According to Russell more than 40 scholars were asking to get access to the Butler collection by the time she was done processing and cataloguing all the items. In the past two years, it has been used nearly 1,300 times – or roughly 15 times each week, making it one of the most actively researched archives at The Huntington.
“I was not familiar with her beforehand; it’s a shame because she’s so amazing,” confesses Russell. “But I hope that everybody can have the same experience I had while I sorted through all the materials she left behind – that it’s okay to start fresh. Be prepared to be amazed and entertained, to experience something new, and thought-provoking. She was a very shy, private person, but she has a big presence on the page; she has so much to say. Some of those inner thoughts and the struggles she underwent to become the person that she was is a story we can all be inspired by.”
“When I look back at the things I sifted through in the collection, I think of the highlights, themes, and things that were important to Butler and how to share her with the world. That’s what I hope I have done with this exhibit,” concludes Russell.

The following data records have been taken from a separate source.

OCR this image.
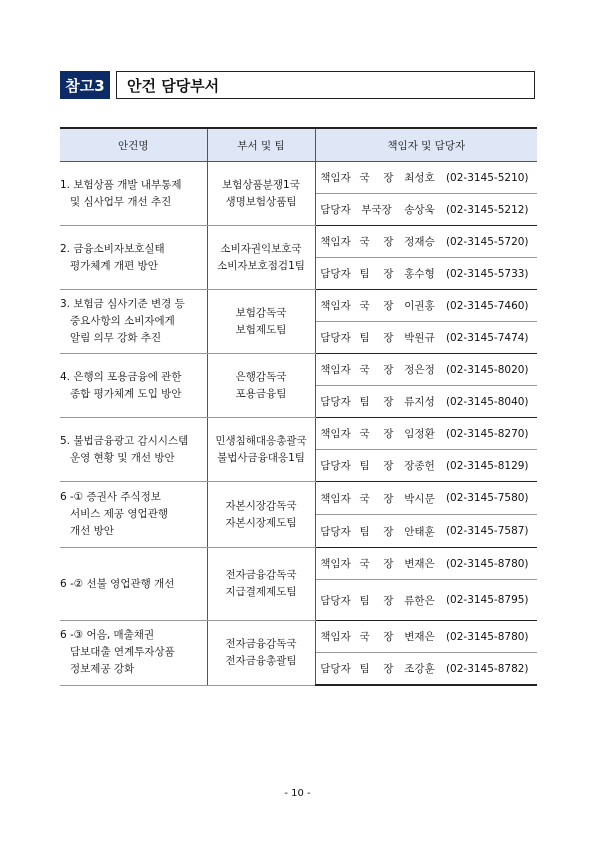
참고3	안건 담당부서
안건명	부서 및 팀	책임자 및 담당자

1. 보험상품 개발 내부통제
및 심사업무 개선 추진	보험상품분쟁1국
생명보험상품팀	책임자 국 장 최성호 (02-3145-5210)

		담당자 부국장 송상욱 (02-3145-5212)

2. 금융소비자보호실태
평가체계 개편 방안	소비자권익보호국
소비자보호점검1팀	책임자 국 장 정재승 (02-3145-5720)

		담당자 팀 장 홍수형 (02-3145-5733)

3. 보험금 심사기준 변경 등
중요사항의 소비자에게
알림 의무 강화 추진	보험감독국
보험제도팀	책임자 국 장 이권홍 (02-3145-7460)

		담당자 팀 장 박원규 (02-3145-7474)

4. 은행의 포용금융에 관한
종합 평가체계 도입 방안	은행감독국
포용금융팀	책임자 국 장 정은정 (02-3145-8020)

		담당자 팀 장 류지성 (02-3145-8040)

5. 불법금융광고 감시시스템
운영 현황 및 개선 방안	민생침해대응총괄국
불법사금융대응1팀	책임자 국 장 임정환 (02-3145-8270)

		담당자 팀 장 장종헌 (02-3145-8129)

6 -① 증권사 주식정보
서비스 제공 영업관행
개선 방안	자본시장감독국
자본시장제도팀	책임자 국 장 박시문 (02-3145-7580)

		담당자 팀 장 안태훈 (02-3145-7587)

6 -② 선불 영업관행 개선	전자금융감독국
지급결제제도팀	책임자 국 장 변재은 (02-3145-8780)

		담당자 팀 장 류한은 (02-3145-8795)

6 -③ 어음, 매출채권
담보대출 연계투자상품
정보제공 강화	전자금융감독국
전자금융총괄팀	책임자 국 장 변재은 (02-3145-8780)

		담당자 팀 장 조강훈 (02-3145-8782)
- 10 -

After having lived in Seattle for several years, Butler had planned on returning to Pasadena. She died suddenly in 2006 before she realized that wish, but her literary archive has come home to reside permanently in The Huntington. Here scholars can come to examine the life and work of this extraordinary woman.
She lived but 58 years but her legacy will endure far longer than her existence on earth. Generations of future writers, and people from all walks of life, will find inspiration from Octavia E. Butler – a woman ahead of her time.